Dr Jie Yang, premier auteur de l’étude, explique : « C’était un véritable moment d’euphorie lorsque nous avons compris que le thromboxane A2 activait ce mécanisme de suppression immunitaire. Nous n’avions pas anticipé une telle implication de nos recherches dans la compréhension de l’effet anti-métastatique de l’aspirine. » Les résultats de cette étude pourraient favoriser le développement de nouveaux traitements abordables contre la dissémination du cancer, en complément ou en alternative aux coûteuses immunothérapies actuelles.
L’équipe prévoit désormais de travailler en collaboration avec le professeur Ruth Langley du MRC Clinical Trials Unit à University College London. Ce dernier dirige actuellement l’essai clinique Add-Aspirin, qui vise à évaluer si l’aspirine peut prévenir ou retarder la récidive des cancers précoces. Le professeur Langley, qui n’a pas participé à l’étude, souligne l’importance de cette avancée : « Cette découverte va nous aider à mieux interpréter les résultats des essais cliniques en cours et à identifier les patients les plus susceptibles de bénéficier de l’aspirine après un diagnostic de cancer. » Toutefois, elle met en garde contre l’automédication : « Chez une minorité de personnes, l’aspirine peut entraîner des effets secondaires graves, notamment des hémorragies digestives ou des ulcères. Il est donc crucial de mieux comprendre qui pourrait en tirer profit avant de la recommander à grande échelle. »

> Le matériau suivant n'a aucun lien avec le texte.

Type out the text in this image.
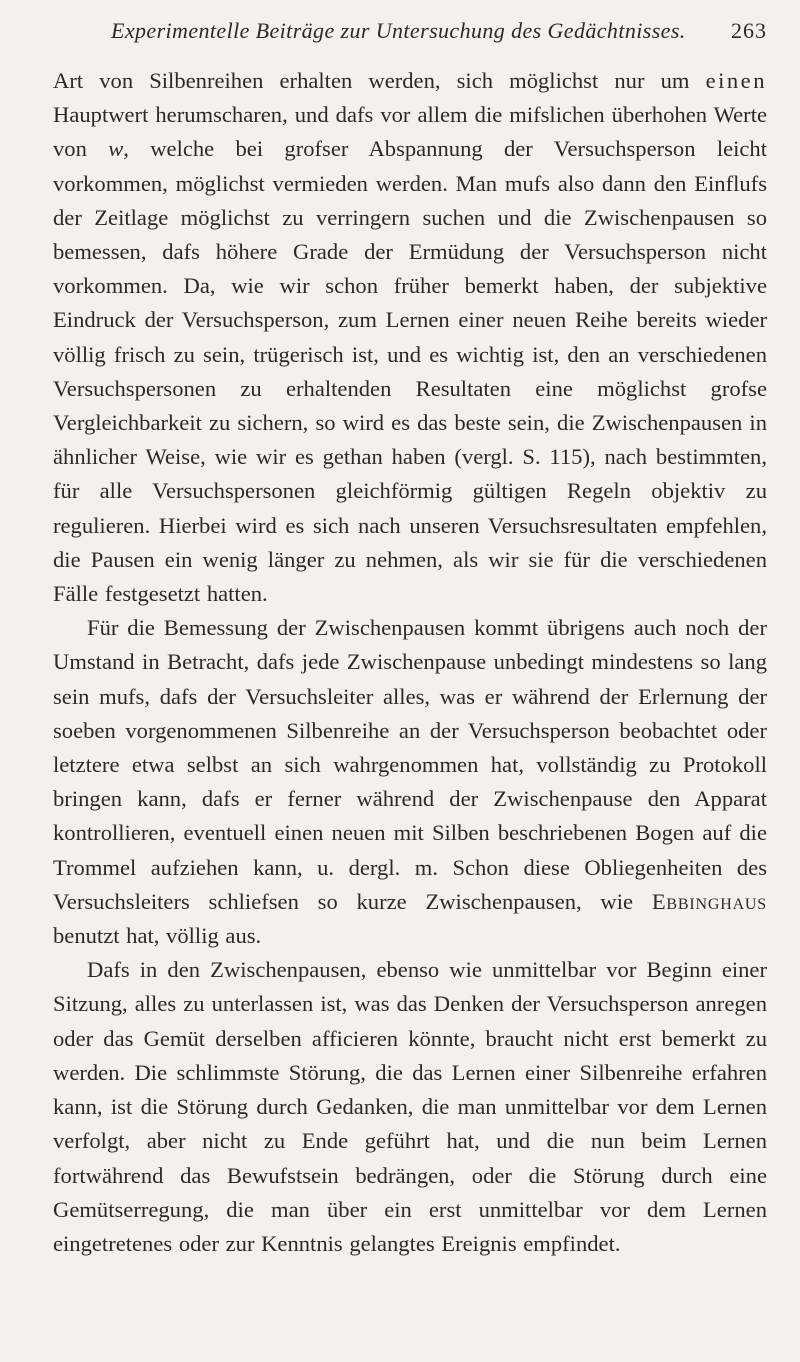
Experimentelle Beiträge zur Untersuchung des Gedächtnisses. 263

Art von Silbenreihen erhalten werden, sich möglichst nur um einen Hauptwert herumscharen, und dafs vor allem die mifslichen überhohen Werte von w, welche bei grofser Abspannung der Versuchsperson leicht vorkommen, möglichst vermieden werden. Man mufs also dann den Einflufs der Zeitlage möglichst zu verringern suchen und die Zwischenpausen so bemessen, dafs höhere Grade der Ermüdung der Versuchsperson nicht vorkommen. Da, wie wir schon früher bemerkt haben, der subjektive Eindruck der Versuchsperson, zum Lernen einer neuen Reihe bereits wieder völlig frisch zu sein, trügerisch ist, und es wichtig ist, den an verschiedenen Versuchspersonen zu erhaltenden Resultaten eine möglichst grofse Vergleichbarkeit zu sichern, so wird es das beste sein, die Zwischenpausen in ähnlicher Weise, wie wir es gethan haben (vergl. S. 115), nach bestimmten, für alle Versuchspersonen gleichförmig gültigen Regeln objektiv zu regulieren. Hierbei wird es sich nach unseren Versuchsresultaten empfehlen, die Pausen ein wenig länger zu nehmen, als wir sie für die verschiedenen Fälle festgesetzt hatten.

Für die Bemessung der Zwischenpausen kommt übrigens auch noch der Umstand in Betracht, dafs jede Zwischenpause unbedingt mindestens so lang sein mufs, dafs der Versuchsleiter alles, was er während der Erlernung der soeben vorgenommenen Silbenreihe an der Versuchsperson beobachtet oder letztere etwa selbst an sich wahrgenommen hat, vollständig zu Protokoll bringen kann, dafs er ferner während der Zwischenpause den Apparat kontrollieren, eventuell einen neuen mit Silben beschriebenen Bogen auf die Trommel aufziehen kann, u. dergl. m. Schon diese Obliegenheiten des Versuchsleiters schliefsen so kurze Zwischenpausen, wie Ebbinghaus benutzt hat, völlig aus.

Dafs in den Zwischenpausen, ebenso wie unmittelbar vor Beginn einer Sitzung, alles zu unterlassen ist, was das Denken der Versuchsperson anregen oder das Gemüt derselben afficieren könnte, braucht nicht erst bemerkt zu werden. Die schlimmste Störung, die das Lernen einer Silbenreihe erfahren kann, ist die Störung durch Gedanken, die man unmittelbar vor dem Lernen verfolgt, aber nicht zu Ende geführt hat, und die nun beim Lernen fortwährend das Bewufstsein bedrängen, oder die Störung durch eine Gemütserregung, die man über ein erst unmittelbar vor dem Lernen eingetretenes oder zur Kenntnis gelangtes Ereignis empfindet.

Financements et perspectives
Cette recherche a été principalement financée par le Medical Research Council, avec le soutien additionnel du Wellcome Trust et du Conseil européen de la recherche.
L’essai clinique Add-Aspirin bénéficie, quant à lui, du financement de Cancer Research UK, de l'Institut national de recherche en santé et en soins, du Medical Research Council et de la Tata Memorial Foundation en Inde.
Adapté d'un communiqué de presse du Medical Research Council.
Référence : J. Yang et al. « Aspirin prevents metastasis by limiting platelet TXA2 suppression of T cell immunity. » Nature, mars 2025. DOI : 10.1038/s41586-025-08626-7.